Just thinking about that possibility was
enough to affect the most immediate and miraculous emotional
recovery in history...outwardly. Though, the inward recovery was
not too far behind. That began in earnest when I initiated my own
therapy sessions with myself. I told myself that I was going to
have to accept that I may never get over any of this, so I would
just have to settle for getting through it.

I made an agreement with myself to hold on
to the hope that maybe someday, in the far distant future, perhaps,
I could be happy again. After all, wasn’t my mom happy again? I
never would have believed that possible. Of course, right now my
problems were tainting her happiness, and I didn’t want to be
responsible for that. So I needed to start moving forward if I had
any hope of getting to that happy future which I had never
questioned until recently.
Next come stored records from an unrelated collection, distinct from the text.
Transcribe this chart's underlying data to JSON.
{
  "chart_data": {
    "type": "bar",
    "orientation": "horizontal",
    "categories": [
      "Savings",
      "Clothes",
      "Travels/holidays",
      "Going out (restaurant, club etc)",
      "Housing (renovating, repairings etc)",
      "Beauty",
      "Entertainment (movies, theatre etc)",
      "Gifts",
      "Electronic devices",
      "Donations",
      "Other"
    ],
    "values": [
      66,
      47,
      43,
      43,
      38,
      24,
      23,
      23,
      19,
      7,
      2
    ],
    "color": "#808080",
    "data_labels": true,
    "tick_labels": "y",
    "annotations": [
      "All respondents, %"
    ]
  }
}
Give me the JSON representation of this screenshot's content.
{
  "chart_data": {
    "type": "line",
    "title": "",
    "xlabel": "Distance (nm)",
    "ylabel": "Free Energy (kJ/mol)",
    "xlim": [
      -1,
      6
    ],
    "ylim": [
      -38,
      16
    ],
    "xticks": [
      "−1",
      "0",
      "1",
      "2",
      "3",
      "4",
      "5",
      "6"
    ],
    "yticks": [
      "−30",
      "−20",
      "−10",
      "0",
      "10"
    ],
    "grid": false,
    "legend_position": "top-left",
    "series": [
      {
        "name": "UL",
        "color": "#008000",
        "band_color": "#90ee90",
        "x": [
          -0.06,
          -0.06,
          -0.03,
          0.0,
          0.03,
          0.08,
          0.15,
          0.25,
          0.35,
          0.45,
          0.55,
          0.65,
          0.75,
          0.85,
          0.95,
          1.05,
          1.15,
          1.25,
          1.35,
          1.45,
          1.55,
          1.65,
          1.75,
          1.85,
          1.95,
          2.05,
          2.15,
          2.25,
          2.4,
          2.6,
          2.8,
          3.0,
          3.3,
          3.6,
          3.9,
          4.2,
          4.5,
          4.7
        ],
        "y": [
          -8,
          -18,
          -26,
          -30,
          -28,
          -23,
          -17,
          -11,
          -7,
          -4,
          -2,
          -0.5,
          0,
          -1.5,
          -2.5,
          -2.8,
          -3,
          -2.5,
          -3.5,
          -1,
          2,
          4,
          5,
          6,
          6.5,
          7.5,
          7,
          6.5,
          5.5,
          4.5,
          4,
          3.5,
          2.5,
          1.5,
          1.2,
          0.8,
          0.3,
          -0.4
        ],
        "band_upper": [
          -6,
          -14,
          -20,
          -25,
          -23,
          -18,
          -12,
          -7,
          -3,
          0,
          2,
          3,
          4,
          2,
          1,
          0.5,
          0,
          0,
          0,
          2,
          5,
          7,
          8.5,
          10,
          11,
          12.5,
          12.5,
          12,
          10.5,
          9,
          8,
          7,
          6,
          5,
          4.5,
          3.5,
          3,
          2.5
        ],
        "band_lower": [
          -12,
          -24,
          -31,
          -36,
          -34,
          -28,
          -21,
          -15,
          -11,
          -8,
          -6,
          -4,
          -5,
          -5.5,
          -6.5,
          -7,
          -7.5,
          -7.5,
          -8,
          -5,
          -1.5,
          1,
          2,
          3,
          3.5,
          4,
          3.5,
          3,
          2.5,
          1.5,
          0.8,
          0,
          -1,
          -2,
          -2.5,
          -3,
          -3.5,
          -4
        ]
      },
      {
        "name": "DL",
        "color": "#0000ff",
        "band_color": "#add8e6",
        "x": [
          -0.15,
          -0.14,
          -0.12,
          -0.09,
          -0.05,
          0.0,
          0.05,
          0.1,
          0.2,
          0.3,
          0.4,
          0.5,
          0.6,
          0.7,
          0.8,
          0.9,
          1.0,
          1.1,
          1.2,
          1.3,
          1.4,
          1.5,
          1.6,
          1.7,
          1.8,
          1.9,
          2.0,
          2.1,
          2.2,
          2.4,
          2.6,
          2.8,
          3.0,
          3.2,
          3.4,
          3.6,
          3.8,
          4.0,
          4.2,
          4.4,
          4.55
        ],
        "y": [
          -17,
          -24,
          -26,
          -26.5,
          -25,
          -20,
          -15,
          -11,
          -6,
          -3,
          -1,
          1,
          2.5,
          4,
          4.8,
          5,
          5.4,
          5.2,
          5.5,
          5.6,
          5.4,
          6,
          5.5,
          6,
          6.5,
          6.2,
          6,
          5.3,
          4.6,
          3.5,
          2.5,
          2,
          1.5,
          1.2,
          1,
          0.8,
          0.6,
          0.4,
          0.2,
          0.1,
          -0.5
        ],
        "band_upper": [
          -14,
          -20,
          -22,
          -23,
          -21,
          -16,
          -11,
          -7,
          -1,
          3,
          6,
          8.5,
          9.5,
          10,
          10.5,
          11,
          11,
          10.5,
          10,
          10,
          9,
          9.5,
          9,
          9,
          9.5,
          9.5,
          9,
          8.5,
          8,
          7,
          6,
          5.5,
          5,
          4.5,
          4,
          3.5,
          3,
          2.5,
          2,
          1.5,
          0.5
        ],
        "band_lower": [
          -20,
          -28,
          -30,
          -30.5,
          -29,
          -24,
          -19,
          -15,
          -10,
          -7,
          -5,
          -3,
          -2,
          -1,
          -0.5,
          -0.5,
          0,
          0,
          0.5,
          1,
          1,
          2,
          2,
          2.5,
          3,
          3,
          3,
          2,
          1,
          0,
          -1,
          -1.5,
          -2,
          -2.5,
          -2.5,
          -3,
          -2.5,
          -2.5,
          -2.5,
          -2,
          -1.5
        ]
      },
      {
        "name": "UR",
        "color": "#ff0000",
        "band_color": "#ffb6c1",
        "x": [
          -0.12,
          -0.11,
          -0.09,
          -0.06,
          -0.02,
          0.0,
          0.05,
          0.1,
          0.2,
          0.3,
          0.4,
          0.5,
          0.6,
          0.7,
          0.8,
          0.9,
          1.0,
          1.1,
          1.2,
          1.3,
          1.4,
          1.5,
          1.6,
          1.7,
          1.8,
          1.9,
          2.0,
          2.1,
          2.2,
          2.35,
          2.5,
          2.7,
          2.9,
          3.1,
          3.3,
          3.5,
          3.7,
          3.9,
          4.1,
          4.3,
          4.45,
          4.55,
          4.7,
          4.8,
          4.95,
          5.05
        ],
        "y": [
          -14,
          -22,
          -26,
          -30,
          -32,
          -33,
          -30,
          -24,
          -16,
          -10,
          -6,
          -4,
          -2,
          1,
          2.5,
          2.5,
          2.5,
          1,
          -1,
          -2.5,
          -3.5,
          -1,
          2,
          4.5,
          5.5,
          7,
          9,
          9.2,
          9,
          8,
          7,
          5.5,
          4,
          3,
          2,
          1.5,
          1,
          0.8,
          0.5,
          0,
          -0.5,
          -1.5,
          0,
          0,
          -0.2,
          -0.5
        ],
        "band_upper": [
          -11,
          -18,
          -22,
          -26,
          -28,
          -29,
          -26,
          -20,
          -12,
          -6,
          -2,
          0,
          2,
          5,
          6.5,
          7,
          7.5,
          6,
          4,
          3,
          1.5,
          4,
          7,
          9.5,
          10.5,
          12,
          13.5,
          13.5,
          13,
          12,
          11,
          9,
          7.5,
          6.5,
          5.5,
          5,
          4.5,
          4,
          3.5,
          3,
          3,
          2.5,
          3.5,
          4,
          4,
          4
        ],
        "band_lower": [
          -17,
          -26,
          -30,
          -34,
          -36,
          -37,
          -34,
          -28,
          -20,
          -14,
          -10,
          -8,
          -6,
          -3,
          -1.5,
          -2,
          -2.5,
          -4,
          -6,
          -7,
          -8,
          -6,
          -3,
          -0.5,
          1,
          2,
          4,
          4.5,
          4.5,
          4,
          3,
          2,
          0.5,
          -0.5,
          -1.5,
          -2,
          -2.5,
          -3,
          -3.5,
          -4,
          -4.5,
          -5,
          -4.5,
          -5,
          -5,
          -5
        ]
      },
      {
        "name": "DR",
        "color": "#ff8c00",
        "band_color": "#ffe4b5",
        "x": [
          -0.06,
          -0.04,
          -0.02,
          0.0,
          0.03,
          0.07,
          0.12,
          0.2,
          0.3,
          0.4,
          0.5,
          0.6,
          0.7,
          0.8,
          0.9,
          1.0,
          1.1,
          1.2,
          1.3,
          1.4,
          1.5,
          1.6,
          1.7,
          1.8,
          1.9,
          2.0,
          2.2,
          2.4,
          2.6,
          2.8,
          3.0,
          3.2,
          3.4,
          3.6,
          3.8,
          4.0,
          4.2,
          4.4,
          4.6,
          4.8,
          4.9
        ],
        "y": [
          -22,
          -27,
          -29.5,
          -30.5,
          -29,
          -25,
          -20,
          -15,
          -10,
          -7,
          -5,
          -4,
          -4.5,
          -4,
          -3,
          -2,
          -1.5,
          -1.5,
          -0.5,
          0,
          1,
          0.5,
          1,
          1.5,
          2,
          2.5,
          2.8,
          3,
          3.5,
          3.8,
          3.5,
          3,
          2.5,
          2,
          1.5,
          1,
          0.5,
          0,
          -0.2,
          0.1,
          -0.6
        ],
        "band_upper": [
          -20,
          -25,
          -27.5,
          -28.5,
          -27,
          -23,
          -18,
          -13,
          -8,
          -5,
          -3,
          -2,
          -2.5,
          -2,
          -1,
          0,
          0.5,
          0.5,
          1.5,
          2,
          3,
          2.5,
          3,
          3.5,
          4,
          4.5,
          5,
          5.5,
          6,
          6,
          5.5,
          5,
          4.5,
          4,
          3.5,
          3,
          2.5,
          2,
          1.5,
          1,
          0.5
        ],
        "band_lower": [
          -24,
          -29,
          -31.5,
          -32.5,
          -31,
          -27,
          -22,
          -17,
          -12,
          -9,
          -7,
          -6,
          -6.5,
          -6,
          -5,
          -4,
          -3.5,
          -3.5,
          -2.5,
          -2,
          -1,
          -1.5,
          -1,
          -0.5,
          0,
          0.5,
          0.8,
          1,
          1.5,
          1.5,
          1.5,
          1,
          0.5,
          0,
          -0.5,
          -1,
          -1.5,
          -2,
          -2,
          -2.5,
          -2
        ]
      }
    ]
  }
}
Although, to be honest, moving forward
with life was almost as scary as dealing with a
therapist…almost.

One way that I chose to ease back into
normalcy, at least from my mom’s perspective, but certainly not by
any other measure, was to engage her in our thing that we did—just
her and me.

If I’d had any notion of how strange and
lame it was I would have never played along. But it had always
seemed perfectly normal and fun to me, and now after years of
participation, I couldn’t give it up even if I wanted to.

It was the peculiar little game of words
that my mom had played with me ever since I could remember. It was
basically a game of word switching where the players replace a
normal word with some random, scarcely known and rarely used
synonym, and then try to understand each other.